Materialien 1970
Die guten Menschen in der Kunst
Die guten Menschen in der Kunst: das sind die Engagierten. Sie engagieren sich vornehmlich mit der Darstellung von getöteten Kindern, weinenden Müttern, Friedenstauben und Friedensengeln. Das heißt: der Friede wird von weißen Tauben oder Engeln gemacht. Das heißt: Leiden, Tod und Krieg sind schrecklich. Man erfährt nichts über folgende Fragen. Wer tut wem Böses an?
Warum tut wer wem Böses an?
Welche Geschichte geht der Tat voraus?
Was ist die konkrete Meinung des Malers dazu?
Aber der Taubenspezialist kann und will diese Fragen gar nicht beantworten. Sein Engagement am Guten oder Bösen bricht sofort zusammen und wird unbrauchbar, sobald der kleinste konkrete oder reale Bezug zum wirklichen Geschehen verlangt wird. Jetzt müsste der Engagierte Partei ergreifen. Er müsste nach Ort und Zeit sich für oder gegen andere Menschen entscheiden. Um Gotteswillen nein! Der Engagierte möchte seine Unschuld, seine Weisheit über der Welt zu stehen, keineswegs verlieren. Er bewertet nur die Tätigkeiten anderer mit Noten: böse oder unmenschlich. Selbst will der Engagierte nicht handeln, denn er könnte etwas Falsches tun. Praxis ist immer schmutzig, Malen ist immer sauber. (Es müssen ja nicht gerade Plakate sein!) Unser Taubenfreund ist also exakt der idealistischen Philosophie verhaftet.
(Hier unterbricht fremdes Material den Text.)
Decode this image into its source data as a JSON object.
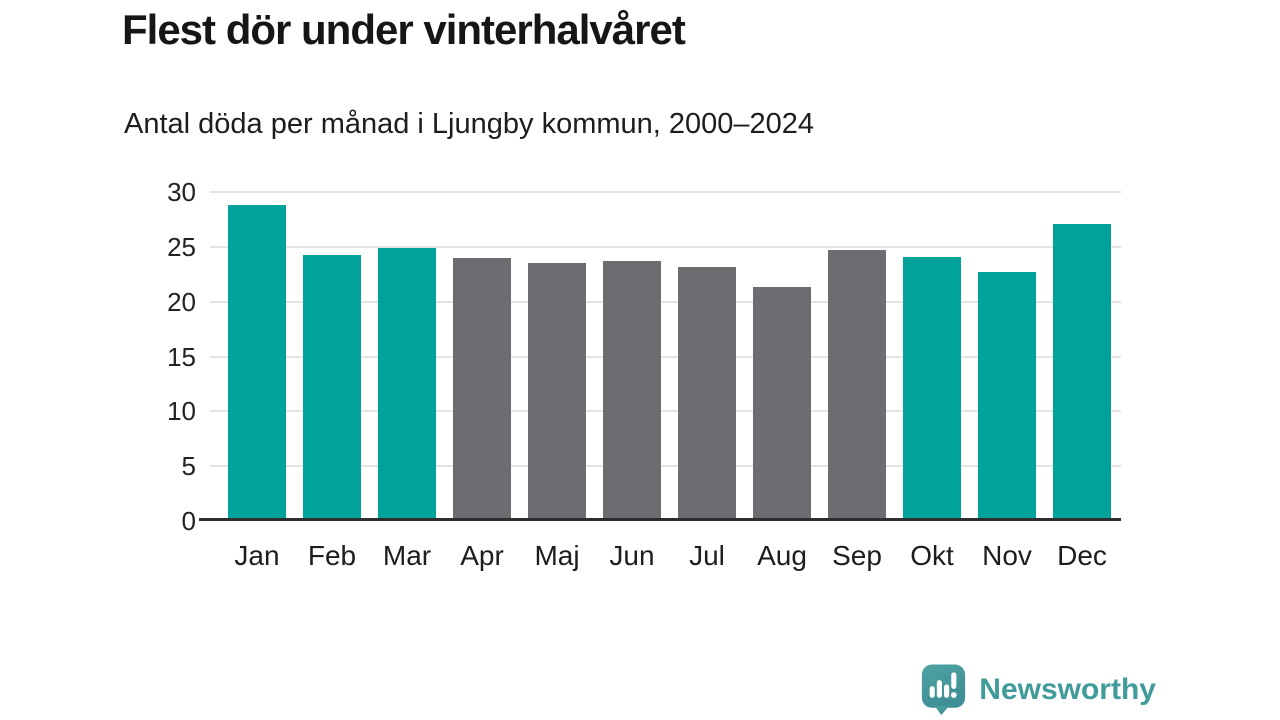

Das alles, so wie auch diese Philosophie, funktioniert aber nur mit einem geographischen Sicherheitsabstand von einigen 1.000 Kilometern. Tausend Kilometer Abstand zum Tatort. Wenn man nämlich selbst verwickelt wird in die Dinge, wird man Partei ergreifen, oder man wird ergriffen. Ein simples Beispiel:
Jeder ergreift täglich für seine Familie Partei, für Frau und Kinder. Die Angehörigen sind aber auch nicht die „Guten“. Man hat eine Interessengemeinschaft, Solidarität und Zuneigung begründet und man tritt für den anderen ein, ergreift Partei. Da ist auch der Engagierte parteilich. Da fehlen auch die 1.000 Kilometer.
Es gibt aber auch noch einen anderen Abstand. Das ist der künstliche. Das ist der zwischen Elfenbeinturm und Wirklichkeit. Von den Engagierten sitzt auch mancher noch in diesem Turm, eingehüllt in eine warme Sauberkeit.
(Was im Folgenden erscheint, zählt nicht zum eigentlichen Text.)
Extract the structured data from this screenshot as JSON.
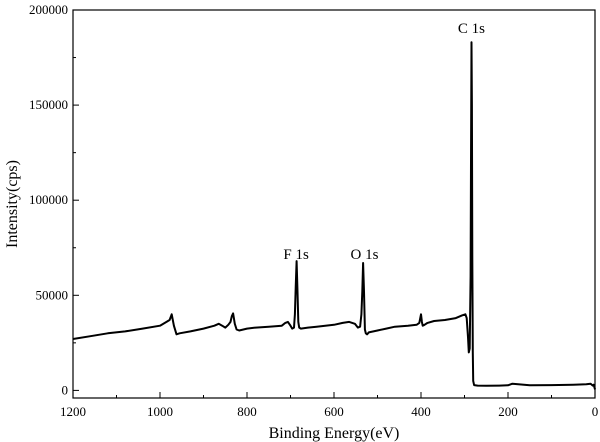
{
  "chart_data": {
    "type": "line",
    "title": "",
    "xlabel": "Binding Energy(eV)",
    "ylabel": "Intensity(cps)",
    "xlim": [
      1200,
      0
    ],
    "ylim": [
      -4000,
      200000
    ],
    "x_reversed": true,
    "grid": false,
    "legend": "none",
    "line_color": "#000000",
    "x_ticks": [
      1200,
      1000,
      800,
      600,
      400,
      200,
      0
    ],
    "y_ticks": [
      0,
      50000,
      100000,
      150000,
      200000
    ],
    "x_tick_labels": [
      "1200",
      "1000",
      "800",
      "600",
      "400",
      "200",
      "0"
    ],
    "y_tick_labels": [
      "0",
      "50000",
      "100000",
      "150000",
      "200000"
    ],
    "annotations": [
      {
        "text": "C 1s",
        "x": 284,
        "y": 188000
      },
      {
        "text": "F 1s",
        "x": 687,
        "y": 69000
      },
      {
        "text": "O 1s",
        "x": 530,
        "y": 69000
      }
    ],
    "series": [
      {
        "x": [
          1200,
          1160,
          1120,
          1080,
          1040,
          1000,
          985,
          978,
          973,
          968,
          962,
          955,
          930,
          900,
          875,
          865,
          857,
          850,
          843,
          838,
          835,
          832,
          828,
          824,
          818,
          800,
          780,
          750,
          720,
          712,
          706,
          700,
          696,
          692,
          690,
          688,
          686,
          684,
          682,
          680,
          676,
          660,
          640,
          620,
          600,
          580,
          565,
          552,
          545,
          540,
          537,
          535,
          533,
          531,
          529,
          527,
          524,
          520,
          500,
          480,
          460,
          430,
          410,
          404,
          400,
          398,
          396,
          392,
          385,
          370,
          345,
          320,
          305,
          298,
          295,
          292,
          290,
          288,
          286,
          285,
          284,
          283,
          282,
          281,
          280,
          278,
          270,
          250,
          220,
          200,
          190,
          150,
          100,
          50,
          20,
          10,
          5,
          3,
          0
        ],
        "y": [
          27000,
          28500,
          30000,
          31000,
          32500,
          34000,
          36000,
          37000,
          40000,
          34000,
          29500,
          30000,
          31000,
          32500,
          34000,
          35000,
          34000,
          33000,
          34500,
          36000,
          39000,
          40500,
          35000,
          32000,
          31500,
          32500,
          33000,
          33500,
          34000,
          35500,
          36000,
          34000,
          32500,
          33000,
          40000,
          54000,
          68000,
          52000,
          36000,
          33000,
          32500,
          33000,
          33500,
          34000,
          34500,
          35500,
          36000,
          35000,
          33000,
          33500,
          40000,
          52000,
          67000,
          52000,
          32000,
          30000,
          29500,
          30500,
          31500,
          32500,
          33500,
          34000,
          34500,
          35500,
          40000,
          36000,
          34000,
          34500,
          35500,
          36500,
          37000,
          38000,
          39500,
          40000,
          38000,
          28000,
          20000,
          22000,
          60000,
          120000,
          183000,
          150000,
          70000,
          20000,
          5000,
          2800,
          2500,
          2400,
          2500,
          2700,
          3500,
          2700,
          2800,
          3000,
          3200,
          3500,
          2500,
          3000,
          500
        ]
      }
    ]
  }
}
Aber der Engagierte, der sich da raushalten will, der wird objektiv immer ergriffen. Ein Beispiel.
Ein guter und engagierter Maler konnte sich nicht entschließen, eine DDR-Anerkennungsforderung mit zu unterzeichnen. Er motivierte das mit Menschlichkeit, die stets über dem Politischen zu stehen habe. Was heißt das aber objektiv: Mit dieser Entscheidung ergreift er in dieser spezifischen Situation die Partei der herrschenden Kräfte der Bundesrepublik. Mehr wollen die ja nicht, als dass der einzelne sich im richtigen Augenblick zumindestens objektiv für sie entscheidet.
Marxseidank ist aber auch der umgekehrte Fall möglich: Vom gleichen Maler gibt es ein engagiertes Vietnambild, das nur Trauer über den Tod aufzeigt. Aber im Bündnis mit einer politischen Ausstellung erhielt dieses Bild seinen parteilichen Stellenwert.
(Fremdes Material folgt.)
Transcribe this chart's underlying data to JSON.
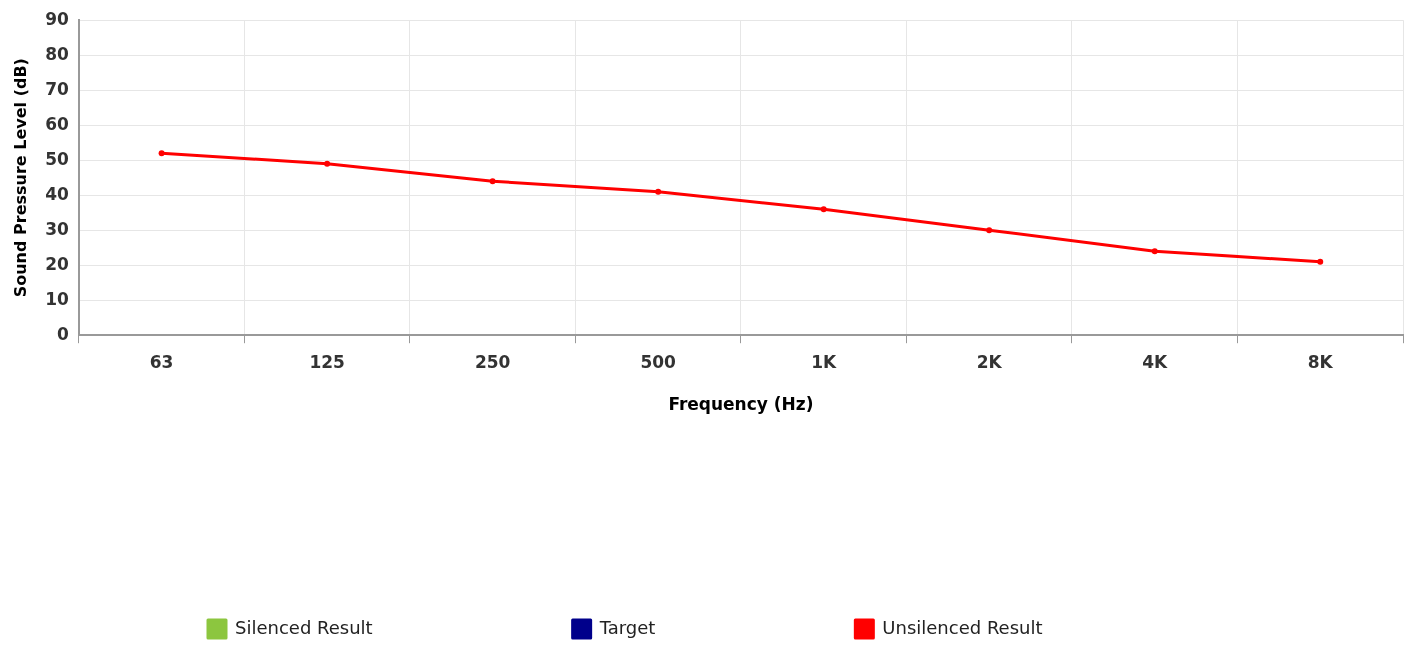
{
  "chart_data": {
    "type": "line",
    "xlabel": "Frequency (Hz)",
    "ylabel": "Sound Pressure Level (dB)",
    "categories": [
      "63",
      "125",
      "250",
      "500",
      "1K",
      "2K",
      "4K",
      "8K"
    ],
    "series": [
      {
        "name": "Silenced Result",
        "color": "#8cc63f",
        "values": [
          null,
          null,
          null,
          null,
          null,
          null,
          null,
          null
        ]
      },
      {
        "name": "Target",
        "color": "#00008b",
        "values": [
          null,
          null,
          null,
          null,
          null,
          null,
          null,
          null
        ]
      },
      {
        "name": "Unsilenced Result",
        "color": "#ff0000",
        "values": [
          52,
          49,
          44,
          41,
          36,
          30,
          24,
          21
        ]
      }
    ],
    "ylim": [
      0,
      90
    ],
    "yticks": [
      0,
      10,
      20,
      30,
      40,
      50,
      60,
      70,
      80,
      90
    ],
    "grid": true,
    "legend": "bottom",
    "marker": "circle",
    "line_style": "solid"
  }
}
Diese Polemik möchte folgendes aufzeigen: Engagement, solange es nur abstrakte Begriffe wie Schmerz, Trauer oder Tod beschreibt, vermag wenig. Es kann in der Wirklichkeit beliebig benützt und missbraucht werden. Aber es ist ein erster Schritt, wenn ein Künstler, der in der idealistischen Philosophie wurzelt, seinen Aufschrei über die böse Welt formuliert. Man wird ihn in die Dinge verwickeln. Vielleicht sieht er ein, zu wem er gehört. Dann sollte er Partei ergreifen.
Guido Zingerl
tendenzen. Zeitschrift für engagierte Kunst 66 vom Mai/Juni 1970, 74.